Stephen Greenblatt, a Shakespeare scholar at Harvard and a confessed “soft touch,” said the grade he would give [the Ophelia] paper “would depend, at least to some extent, on whether I thought I was reading the work of a green freshman — in which case I would probably give it a D+ and refer the student to the writing lab for counseling — or an English major, in which case I would simply fail it.”Hmmm... yeah, but you're thinking, I don't go to Harvard. Maybe I can still get by with it.
He added: “If I had paid for this, I would demand my money back.”
I hope teachers have a lot of ways to deal with the problem. Students who aren't cheating also write bad papers. It's not enough for students to know the web-bought papers will be fairly bad. They may be rather sure the paper they'd have to write would also be bad.
It's also not enough to use plagiarism detection search engines:
Thanks to search engines like Google, college instructors have become adept at spotting those shop-worn, downloadable papers that circulate freely on the Web, and can even finger passages that have been ripped off from standard texts and reference works.At least these search engines are causing the papers to get worse. If students know that -- and I'm trying to help here -- that's a disincentive.
A grade-conscious student these days seems to need a custom job, and to judge from the number of services on the Internet, there must be virtual mills somewhere employing armies of diligent scholars who grind away so that credit-card-equipped undergrads can enjoy more carefree time together.
One thing I would recommend to teachers is having paper topics that are very closely tied to the idiosyncratic way the material was presented in class, so that a researcher outside of the class (including a student who skipped class) would not be able to handle it properly.

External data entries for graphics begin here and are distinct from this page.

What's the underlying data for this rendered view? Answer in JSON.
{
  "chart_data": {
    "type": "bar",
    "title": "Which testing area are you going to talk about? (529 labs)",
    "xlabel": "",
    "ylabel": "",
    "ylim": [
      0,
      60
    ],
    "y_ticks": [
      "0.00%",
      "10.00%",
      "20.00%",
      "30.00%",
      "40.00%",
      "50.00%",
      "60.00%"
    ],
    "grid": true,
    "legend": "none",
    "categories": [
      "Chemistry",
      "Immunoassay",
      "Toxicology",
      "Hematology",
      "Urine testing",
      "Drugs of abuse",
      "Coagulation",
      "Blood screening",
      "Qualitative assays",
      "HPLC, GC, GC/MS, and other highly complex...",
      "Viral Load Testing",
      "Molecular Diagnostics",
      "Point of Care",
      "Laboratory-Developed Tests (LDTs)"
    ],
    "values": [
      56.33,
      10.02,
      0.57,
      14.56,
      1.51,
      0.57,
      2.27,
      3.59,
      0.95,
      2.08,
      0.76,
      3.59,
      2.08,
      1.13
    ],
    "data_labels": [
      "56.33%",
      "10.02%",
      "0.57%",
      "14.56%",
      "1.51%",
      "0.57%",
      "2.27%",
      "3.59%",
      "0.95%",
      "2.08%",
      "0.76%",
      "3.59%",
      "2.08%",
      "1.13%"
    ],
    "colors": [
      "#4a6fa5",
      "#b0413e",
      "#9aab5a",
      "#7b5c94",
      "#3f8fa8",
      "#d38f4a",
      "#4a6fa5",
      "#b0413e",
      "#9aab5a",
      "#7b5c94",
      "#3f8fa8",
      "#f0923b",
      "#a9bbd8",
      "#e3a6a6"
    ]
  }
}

Another alternative is to base the grade on a proctored exam, which is what I do. Even where the exam is open book, you can ask a question that is not generic, that is tied to the way the material was discussed in class, and that presents a specific question that cannot be anticipated beforehand. And then you have to have the nerve to grade so that only writing that answers the question can receive credit. That's my technique.